The city has “only” about two million habitats, so it is pretty peaceful. As I said before, so many different cultures live together in one place, the extremely rich and extremely poor share the same city streets, and we are all leaving together in perfect harmony.
I am not a big “partier”, so I do not go out to the night clubs in Abuja, but I have heard that nightlife is amazing. But I do enjoy warm weather and chilling at the pool. I love to sip on espresso coffee in beautiful gardens of different cafes. I am always happy to eat some “European” meal and eat “Reeses” chocolate. I also love to buy fresh pineapple at the local market while I am being pulled from every side to see what each person has to offer. I like to walk through local markets, instinctively shaking my head as big “NO”. NO to bananas, NO to the water sachets, NO to changing foreign currencies, NO to new movies, NO to beggars, NO to recharge cards. No, no, no… I like to drive on the nice, wide, empty roads on weekends. I love to work out in the gym with a pool view, I love to buy new books and I love Nigerian fashion.
If I could compare myself to a city, that city would be Abuja. A mixture of ancient and contemporary, colorful and sunny; deeply spiritual with street personality; keeping its roots but constantly growing, changing and developing; full of life, light, hope, and laughter.
In Abuja, I got to encounter different lifestyles that I have not had a chance to see before – from the worst poverty to the highest possible wealth. I have sat at the gold plated tables with millionaires and in the dust with the starving.

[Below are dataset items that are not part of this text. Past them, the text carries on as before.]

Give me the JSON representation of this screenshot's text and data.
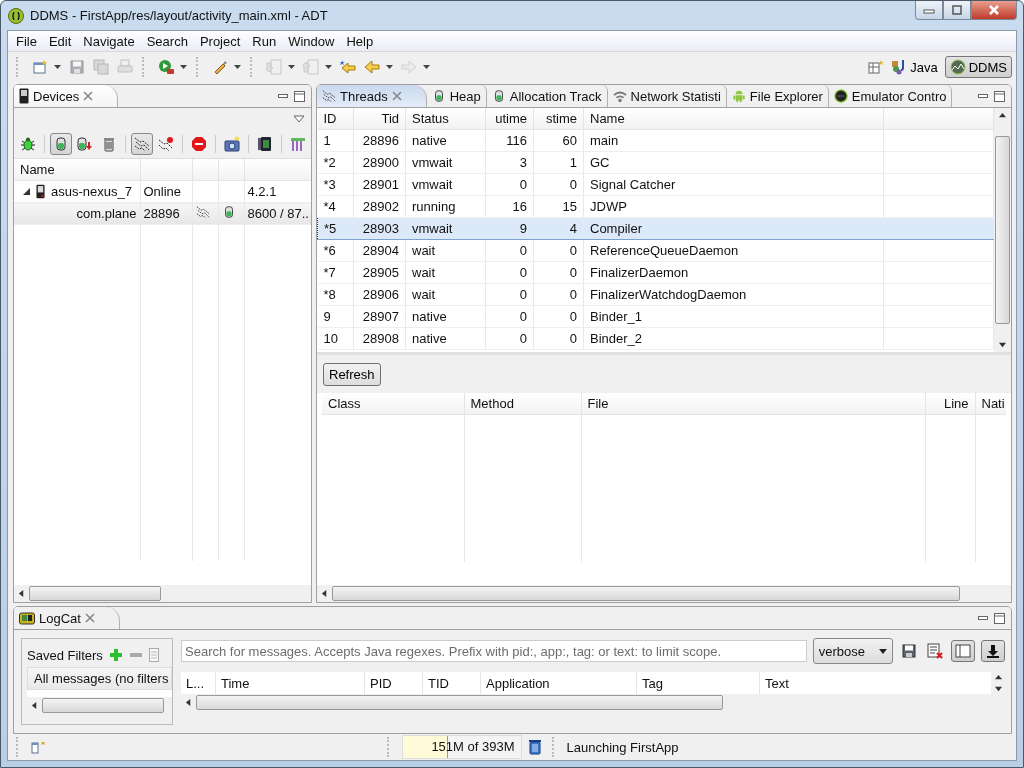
{
  "window": {
    "title": "DDMS - FirstApp/res/layout/activity_main.xml - ADT"
  },
  "menu": [
    "File",
    "Edit",
    "Navigate",
    "Search",
    "Project",
    "Run",
    "Window",
    "Help"
  ],
  "toolbar": [
    [
      {
        "kind": "new",
        "menu": true,
        "disabled": false
      },
      {
        "kind": "save",
        "menu": false,
        "disabled": true
      },
      {
        "kind": "save-all",
        "menu": false,
        "disabled": true
      },
      {
        "kind": "print",
        "menu": false,
        "disabled": true
      }
    ],
    [
      {
        "kind": "run",
        "menu": true,
        "disabled": false
      }
    ],
    [
      {
        "kind": "brush",
        "menu": true,
        "disabled": false
      }
    ],
    [
      {
        "kind": "next-annotation",
        "menu": true,
        "disabled": true
      },
      {
        "kind": "prev-annotation",
        "menu": true,
        "disabled": true
      },
      {
        "kind": "last-edit",
        "menu": false,
        "disabled": false
      },
      {
        "kind": "back",
        "menu": true,
        "disabled": false
      },
      {
        "kind": "forward",
        "menu": true,
        "disabled": true
      }
    ]
  ],
  "perspectives": [
    {
      "label": "Java",
      "kind": "java",
      "selected": false
    },
    {
      "label": "DDMS",
      "kind": "ddms",
      "selected": true
    }
  ],
  "devices": {
    "title": "Devices",
    "toolbar": [
      [
        {
          "kind": "debug",
          "pressed": false
        }
      ],
      [
        {
          "kind": "heap",
          "pressed": true
        },
        {
          "kind": "dump-heap",
          "pressed": false
        },
        {
          "kind": "gc",
          "pressed": false
        }
      ],
      [
        {
          "kind": "threads",
          "pressed": true
        },
        {
          "kind": "profiling",
          "pressed": false
        }
      ],
      [
        {
          "kind": "stop",
          "pressed": false
        }
      ],
      [
        {
          "kind": "screenshot",
          "pressed": false
        }
      ],
      [
        {
          "kind": "hierarchy",
          "pressed": false
        }
      ],
      [
        {
          "kind": "systrace",
          "pressed": false
        }
      ]
    ],
    "columns": [
      "Name"
    ],
    "tree": [
      {
        "name": "asus-nexus_7",
        "status": "Online",
        "version": "4.2.1",
        "expanded": true,
        "children": [
          {
            "name": "com.plane",
            "pid": "28896",
            "threads": true,
            "heap": true,
            "ports": "8600 / 87..",
            "selected": true
          }
        ]
      }
    ]
  },
  "tabs": [
    {
      "label": "Threads",
      "kind": "threads",
      "selected": true
    },
    {
      "label": "Heap",
      "kind": "heap",
      "selected": false
    },
    {
      "label": "Allocation Track",
      "kind": "heap",
      "selected": false
    },
    {
      "label": "Network Statisti",
      "kind": "wifi",
      "selected": false
    },
    {
      "label": "File Explorer",
      "kind": "android",
      "selected": false
    },
    {
      "label": "Emulator Contro",
      "kind": "emulator",
      "selected": false
    }
  ],
  "threads": {
    "columns": [
      "ID",
      "Tid",
      "Status",
      "utime",
      "stime",
      "Name"
    ],
    "rows": [
      {
        "id": "1",
        "tid": "28896",
        "status": "native",
        "utime": "116",
        "stime": "60",
        "name": "main",
        "selected": false
      },
      {
        "id": "*2",
        "tid": "28900",
        "status": "vmwait",
        "utime": "3",
        "stime": "1",
        "name": "GC",
        "selected": false
      },
      {
        "id": "*3",
        "tid": "28901",
        "status": "vmwait",
        "utime": "0",
        "stime": "0",
        "name": "Signal Catcher",
        "selected": false
      },
      {
        "id": "*4",
        "tid": "28902",
        "status": "running",
        "utime": "16",
        "stime": "15",
        "name": "JDWP",
        "selected": false
      },
      {
        "id": "*5",
        "tid": "28903",
        "status": "vmwait",
        "utime": "9",
        "stime": "4",
        "name": "Compiler",
        "selected": true
      },
      {
        "id": "*6",
        "tid": "28904",
        "status": "wait",
        "utime": "0",
        "stime": "0",
        "name": "ReferenceQueueDaemon",
        "selected": false
      },
      {
        "id": "*7",
        "tid": "28905",
        "status": "wait",
        "utime": "0",
        "stime": "0",
        "name": "FinalizerDaemon",
        "selected": false
      },
      {
        "id": "*8",
        "tid": "28906",
        "status": "wait",
        "utime": "0",
        "stime": "0",
        "name": "FinalizerWatchdogDaemon",
        "selected": false
      },
      {
        "id": "9",
        "tid": "28907",
        "status": "native",
        "utime": "0",
        "stime": "0",
        "name": "Binder_1",
        "selected": false
      },
      {
        "id": "10",
        "tid": "28908",
        "status": "native",
        "utime": "0",
        "stime": "0",
        "name": "Binder_2",
        "selected": false
      }
    ],
    "refresh": "Refresh",
    "stack_columns": [
      "Class",
      "Method",
      "File",
      "Line",
      "Nati"
    ]
  },
  "logcat": {
    "title": "LogCat",
    "filters_label": "Saved Filters",
    "filters": [
      {
        "label": "All messages (no filters",
        "selected": true
      }
    ],
    "search_placeholder": "Search for messages. Accepts Java regexes. Prefix with pid:, app:, tag: or text: to limit scope.",
    "level": "verbose",
    "scroll_lock": true,
    "show_filters": true,
    "columns": [
      "L...",
      "Time",
      "PID",
      "TID",
      "Application",
      "Tag",
      "Text"
    ]
  },
  "status_bar": {
    "memory": "151M of 393M",
    "level": 0.38,
    "message": "Launching FirstApp"
  }
}
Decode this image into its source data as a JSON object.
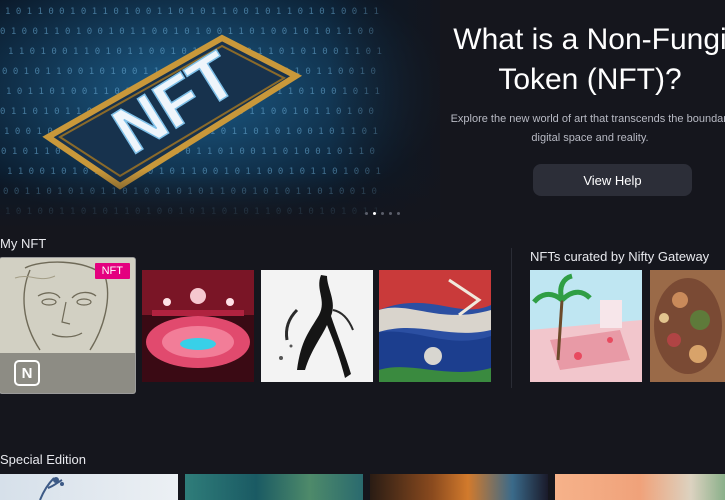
{
  "hero": {
    "title": "What is a Non-Fungi\nToken (NFT)?",
    "subtitle": "Explore the new world of art that transcends the boundari\ndigital space and reality.",
    "button_label": "View Help",
    "art_text": "NFT",
    "slide_count": 5,
    "active_slide": 1
  },
  "my_nft": {
    "title": "My NFT",
    "badge": "NFT",
    "logo_letter": "N"
  },
  "curated": {
    "title": "NFTs curated by Nifty Gateway"
  },
  "special_edition": {
    "title": "Special Edition"
  },
  "colors": {
    "background": "#15161d",
    "badge": "#e4007f",
    "button": "#2c2e38",
    "frame_gold": "#c9983a"
  }
}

I found my second home in Abuja. Abuja is the city that has changed me entirely from the first day. It is the city where I have learned to be patient and tolerant, to accept the differences and embrace them. It has thought me humility and gratitude. I have learned how to appreciate all the blessings such as waking up with a roof above my head, clean water, electricity, health… And above all it made me appreciate the fact that every day we get the opportunity to give our small contributions to the betterment of this planet, and the ability to use it, while we are still here.